Publication date: November 2018
Source: Oral Oncology, Volume 86
Author(s): DA. Chaukar, M. Dandekar, S. Kane, S. Arya, N. Purandare, V. Rangarajan, AK. D'Cruz
Abstract
Objectives
To determine the most accurate imaging modality predicting mandibular invasion in gingivobuccal (GB) complex cancers. To determine patterns of invasion and routes of tumour entry into the mandible by detailed histopathologic analysis.
Material and methods
Prospective observational study of GB Complex cancers juxtaposed with the mandible clinically necessitating some form of mandibular resection.

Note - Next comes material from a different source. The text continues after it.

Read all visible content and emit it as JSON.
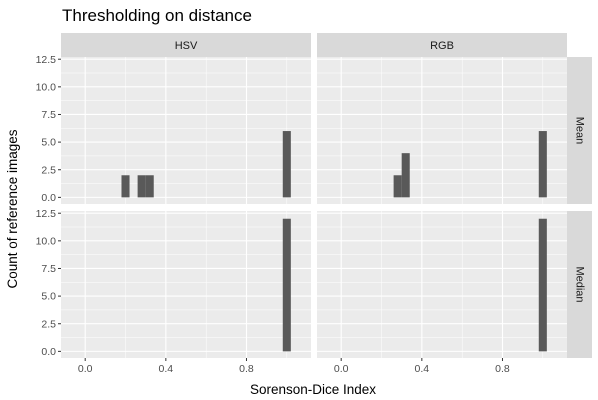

Orthopantomogram (OPG), Multi Detector Computed Tomography (MDCT), DENTA scan and Single Photon Emission Computed Tomography scan (SPECT) were performed after which the patient was subjected to surgery. Histopathological assessment was systematically performed with serial cuts of the mandibular segment.
Results
Of 70 patients, MDCT was the most accurate with area under curve (AUC) of 0.833. OPG, DENTA and SPECT had AUC of 0.714, 0.786 and 0.738 respectively. Mean calculated difference of involved height was −0.025 cm by MDCT (p value 0.87), −0.2 cm by OPG (p value 0.09) and 0.12 by DENTA scan (p value 0.41). Mean difference of involved length was −0.51 cm (p value 0.08) and −1.02 cm (p value 0.04) for MDCT and OPG respectively. 50% of tumour invasion was through the occlusal route while large tumours demonstrated multiple routes of entry.
Conclusion
-Gingivobuccal complex cancers are homogenous with respect to mandibular invasion, preferred route of tumour entry being the occlusal surface.
-Multidetector CT scan is fairly accurate in detecting mandibular involvement and predicting extent of involvement.
-Oncological safety can be achieved by positioning the bone cuts corresponding to the adjacent soft tissue margins in segmental mandibulectomy.